Figure 10 illustrates the influences of different factors on SNR.
We can see from
Figure 10 that the change of any parameter will greatly influence the values of SNR while the other parameters remain unchanged, however the SNR will converge eventually. The SNR is very sensitive to the atmospheric transmittance. Under bad weather conditions, the SNR will become negative as shown in
Figure 10b. In addition, almost all the factors that affect SNR are related to spectral characteristics. Appropriate extension of exposure time is almost the only way to improve on-orbit SNR after the satellite is launched. Now, we can explain the differences between on-orbit SNR and theoretical SNR in
Figure 9, which mainly focus on the following aspects:
• Atmospheric factors
In order to obtain clear images, the Luojia 1-01 satellite generally works in good weather, when the atmospheric transmittance is relatively high. The images of selected regions are captured in different time, and the atmospheric condition at that time are different. Thus, there will be difference between average atmospheric transmittance and actual atmospheric transmittance.
• Spectral factors
The atmospheric transmittance, optical transmittance, quantum efficiency, spectrum power function, and the energy of photons are functions of wavelength, related to the spectral characteristics of light sources, thus these corresponding parameters are also different. The theoretical SNR model in this paper considers the central wavelength only, which will lead to errors beyond doubt.
• Target factors
Due to the complex reflection characteristics of ground objects, it is difficult to study them in detail. The typical reflectance of ground objects under night-light is about 0.3. The theoretical SNR model takes this value as standard reflectance to reduce calculation difficulty, which will result in difference between measured data and theoretical data.

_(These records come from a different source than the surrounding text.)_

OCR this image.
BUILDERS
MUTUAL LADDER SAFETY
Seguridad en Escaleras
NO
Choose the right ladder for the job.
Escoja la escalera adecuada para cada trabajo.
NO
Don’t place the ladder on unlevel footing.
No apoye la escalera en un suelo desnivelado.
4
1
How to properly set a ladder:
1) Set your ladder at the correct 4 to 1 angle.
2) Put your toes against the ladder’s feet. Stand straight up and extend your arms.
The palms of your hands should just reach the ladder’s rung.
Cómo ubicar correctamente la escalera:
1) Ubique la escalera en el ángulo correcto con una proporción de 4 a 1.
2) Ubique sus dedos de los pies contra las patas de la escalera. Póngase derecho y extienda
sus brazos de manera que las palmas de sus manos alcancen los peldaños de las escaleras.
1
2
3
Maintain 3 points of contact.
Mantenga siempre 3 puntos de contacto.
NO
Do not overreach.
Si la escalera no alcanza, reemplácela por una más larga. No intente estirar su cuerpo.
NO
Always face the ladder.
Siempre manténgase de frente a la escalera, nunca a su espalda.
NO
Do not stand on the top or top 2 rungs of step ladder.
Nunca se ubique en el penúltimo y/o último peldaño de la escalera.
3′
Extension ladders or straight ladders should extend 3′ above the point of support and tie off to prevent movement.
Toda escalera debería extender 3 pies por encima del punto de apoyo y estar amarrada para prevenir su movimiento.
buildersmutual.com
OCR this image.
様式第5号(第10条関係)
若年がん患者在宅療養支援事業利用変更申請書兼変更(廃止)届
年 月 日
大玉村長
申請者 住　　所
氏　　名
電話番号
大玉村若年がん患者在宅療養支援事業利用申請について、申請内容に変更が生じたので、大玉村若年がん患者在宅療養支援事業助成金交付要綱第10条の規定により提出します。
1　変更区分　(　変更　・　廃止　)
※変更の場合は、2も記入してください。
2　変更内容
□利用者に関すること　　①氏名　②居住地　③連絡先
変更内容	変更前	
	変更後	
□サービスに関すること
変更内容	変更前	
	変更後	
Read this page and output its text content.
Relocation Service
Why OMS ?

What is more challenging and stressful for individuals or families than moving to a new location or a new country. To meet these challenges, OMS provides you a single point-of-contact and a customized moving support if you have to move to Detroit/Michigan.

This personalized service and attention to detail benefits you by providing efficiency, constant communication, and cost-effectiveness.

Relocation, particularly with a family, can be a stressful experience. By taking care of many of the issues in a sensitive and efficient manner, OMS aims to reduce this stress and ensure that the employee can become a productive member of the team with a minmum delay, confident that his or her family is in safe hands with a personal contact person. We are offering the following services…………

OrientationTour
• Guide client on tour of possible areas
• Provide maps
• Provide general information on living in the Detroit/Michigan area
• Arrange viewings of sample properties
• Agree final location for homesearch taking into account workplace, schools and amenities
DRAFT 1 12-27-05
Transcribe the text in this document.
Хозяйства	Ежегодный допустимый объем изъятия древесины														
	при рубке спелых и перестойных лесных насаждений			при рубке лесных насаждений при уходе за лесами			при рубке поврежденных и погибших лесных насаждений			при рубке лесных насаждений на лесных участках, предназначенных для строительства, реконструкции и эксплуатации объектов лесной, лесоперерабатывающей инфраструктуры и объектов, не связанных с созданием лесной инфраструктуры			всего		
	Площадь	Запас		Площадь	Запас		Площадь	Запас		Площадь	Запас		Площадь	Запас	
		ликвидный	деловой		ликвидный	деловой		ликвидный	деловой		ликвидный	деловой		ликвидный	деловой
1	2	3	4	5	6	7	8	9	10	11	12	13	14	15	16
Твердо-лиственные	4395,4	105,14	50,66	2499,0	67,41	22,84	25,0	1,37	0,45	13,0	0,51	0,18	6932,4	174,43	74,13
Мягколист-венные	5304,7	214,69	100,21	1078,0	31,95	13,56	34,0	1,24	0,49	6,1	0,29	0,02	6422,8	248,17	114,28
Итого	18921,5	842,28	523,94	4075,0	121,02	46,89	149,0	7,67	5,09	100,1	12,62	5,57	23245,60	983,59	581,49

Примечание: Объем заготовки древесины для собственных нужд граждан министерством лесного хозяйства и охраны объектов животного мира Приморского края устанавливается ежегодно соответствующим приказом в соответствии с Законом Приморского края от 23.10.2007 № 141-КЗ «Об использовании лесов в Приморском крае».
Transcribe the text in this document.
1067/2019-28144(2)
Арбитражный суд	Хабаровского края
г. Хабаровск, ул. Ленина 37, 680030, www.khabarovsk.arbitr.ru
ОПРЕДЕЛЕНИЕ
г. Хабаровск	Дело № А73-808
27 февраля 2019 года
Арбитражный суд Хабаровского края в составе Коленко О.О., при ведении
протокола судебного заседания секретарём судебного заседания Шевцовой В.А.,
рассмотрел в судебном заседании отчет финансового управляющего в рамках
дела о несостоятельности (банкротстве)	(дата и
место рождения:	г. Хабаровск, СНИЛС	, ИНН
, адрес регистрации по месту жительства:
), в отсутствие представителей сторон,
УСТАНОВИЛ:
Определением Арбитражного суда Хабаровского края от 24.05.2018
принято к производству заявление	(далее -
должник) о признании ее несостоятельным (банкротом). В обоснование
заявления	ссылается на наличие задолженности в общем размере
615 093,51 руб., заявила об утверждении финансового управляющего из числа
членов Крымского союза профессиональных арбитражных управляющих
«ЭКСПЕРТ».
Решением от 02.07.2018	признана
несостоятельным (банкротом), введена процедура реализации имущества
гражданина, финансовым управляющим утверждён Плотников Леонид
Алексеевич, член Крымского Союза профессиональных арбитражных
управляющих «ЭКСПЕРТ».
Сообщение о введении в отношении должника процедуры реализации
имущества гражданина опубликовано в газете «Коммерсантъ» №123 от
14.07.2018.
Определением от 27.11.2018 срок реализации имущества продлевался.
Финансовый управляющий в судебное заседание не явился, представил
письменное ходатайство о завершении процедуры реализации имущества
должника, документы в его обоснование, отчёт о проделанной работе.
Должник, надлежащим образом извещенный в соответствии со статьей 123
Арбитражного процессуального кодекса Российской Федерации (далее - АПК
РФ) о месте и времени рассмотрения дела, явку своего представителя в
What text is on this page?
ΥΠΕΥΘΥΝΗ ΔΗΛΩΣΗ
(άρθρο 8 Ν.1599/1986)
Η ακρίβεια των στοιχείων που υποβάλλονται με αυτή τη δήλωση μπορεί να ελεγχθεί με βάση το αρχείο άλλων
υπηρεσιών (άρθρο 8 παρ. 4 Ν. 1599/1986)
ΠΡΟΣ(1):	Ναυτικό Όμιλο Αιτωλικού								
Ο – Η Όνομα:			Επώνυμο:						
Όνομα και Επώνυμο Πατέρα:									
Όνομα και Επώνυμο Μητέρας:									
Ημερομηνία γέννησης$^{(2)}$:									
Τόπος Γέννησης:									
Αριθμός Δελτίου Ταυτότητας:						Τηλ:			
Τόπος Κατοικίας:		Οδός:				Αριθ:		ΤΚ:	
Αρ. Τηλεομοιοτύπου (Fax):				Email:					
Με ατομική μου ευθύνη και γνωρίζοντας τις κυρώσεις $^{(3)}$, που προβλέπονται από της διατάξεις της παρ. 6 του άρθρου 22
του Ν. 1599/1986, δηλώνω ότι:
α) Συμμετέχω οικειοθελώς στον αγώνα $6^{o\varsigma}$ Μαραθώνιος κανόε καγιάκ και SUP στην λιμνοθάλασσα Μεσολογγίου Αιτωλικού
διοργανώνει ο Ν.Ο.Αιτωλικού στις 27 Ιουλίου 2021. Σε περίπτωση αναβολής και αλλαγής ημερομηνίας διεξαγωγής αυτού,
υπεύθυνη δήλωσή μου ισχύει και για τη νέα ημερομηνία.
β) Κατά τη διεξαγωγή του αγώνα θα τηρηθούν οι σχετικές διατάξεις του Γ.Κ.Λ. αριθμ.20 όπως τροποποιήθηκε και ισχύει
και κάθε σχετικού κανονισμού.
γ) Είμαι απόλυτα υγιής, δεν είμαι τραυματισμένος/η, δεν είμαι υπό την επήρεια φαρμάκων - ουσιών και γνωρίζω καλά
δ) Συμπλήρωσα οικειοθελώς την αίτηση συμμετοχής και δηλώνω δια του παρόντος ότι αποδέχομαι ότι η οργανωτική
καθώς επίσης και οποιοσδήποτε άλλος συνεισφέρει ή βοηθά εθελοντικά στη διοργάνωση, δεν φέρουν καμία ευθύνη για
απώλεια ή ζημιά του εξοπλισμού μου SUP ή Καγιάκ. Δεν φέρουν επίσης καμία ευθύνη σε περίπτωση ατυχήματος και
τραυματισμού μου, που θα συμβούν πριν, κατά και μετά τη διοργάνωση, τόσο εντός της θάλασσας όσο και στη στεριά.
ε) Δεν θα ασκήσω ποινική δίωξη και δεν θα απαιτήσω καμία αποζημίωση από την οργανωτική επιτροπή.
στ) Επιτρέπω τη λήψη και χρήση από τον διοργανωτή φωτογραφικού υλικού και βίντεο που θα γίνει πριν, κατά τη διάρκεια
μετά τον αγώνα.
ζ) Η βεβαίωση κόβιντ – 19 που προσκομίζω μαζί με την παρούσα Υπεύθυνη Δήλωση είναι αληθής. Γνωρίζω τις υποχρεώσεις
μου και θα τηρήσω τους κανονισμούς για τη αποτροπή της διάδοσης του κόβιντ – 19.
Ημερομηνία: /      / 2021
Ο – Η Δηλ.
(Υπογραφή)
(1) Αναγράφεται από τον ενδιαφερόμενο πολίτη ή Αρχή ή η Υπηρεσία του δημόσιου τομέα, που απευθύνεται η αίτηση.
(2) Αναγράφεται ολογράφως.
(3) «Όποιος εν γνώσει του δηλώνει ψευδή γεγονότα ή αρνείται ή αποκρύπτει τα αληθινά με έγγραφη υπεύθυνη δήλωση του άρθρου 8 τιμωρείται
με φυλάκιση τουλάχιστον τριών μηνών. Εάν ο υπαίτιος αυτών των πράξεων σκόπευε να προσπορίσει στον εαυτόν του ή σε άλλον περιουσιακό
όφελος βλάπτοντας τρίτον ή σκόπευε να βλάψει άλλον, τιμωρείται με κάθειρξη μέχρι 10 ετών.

The time-sequence-based method makes up for the limitation that the spatial-sequence-based method cannot be utilized for low-resolution cameras, but they have the common calculation steps, thus the former can be regard as a supplement or extension of the latter to some extent. It should be pointed out that in these three cases, the selected regions are large cities, the scattering properties of ground objects are the same or similar in all directions. In other words, our method is limited by the bidirectional distribution characteristics and only suitable for isotropic objects. From the perspective of automation, these two kinds of methods require us to select sampling regions manually, meanwhile the accuracy will be affected by the error caused by human operation. Judging from the calculation speed, the new method is more time-consuming than variance method. However, due to the lack of radiometric calibration data and original images of other night-light remote sensing satellites, the study on the robustness of this proposed time-sequence-based method is insufficient, we would like to use more satellite data to test this method in the future if possible.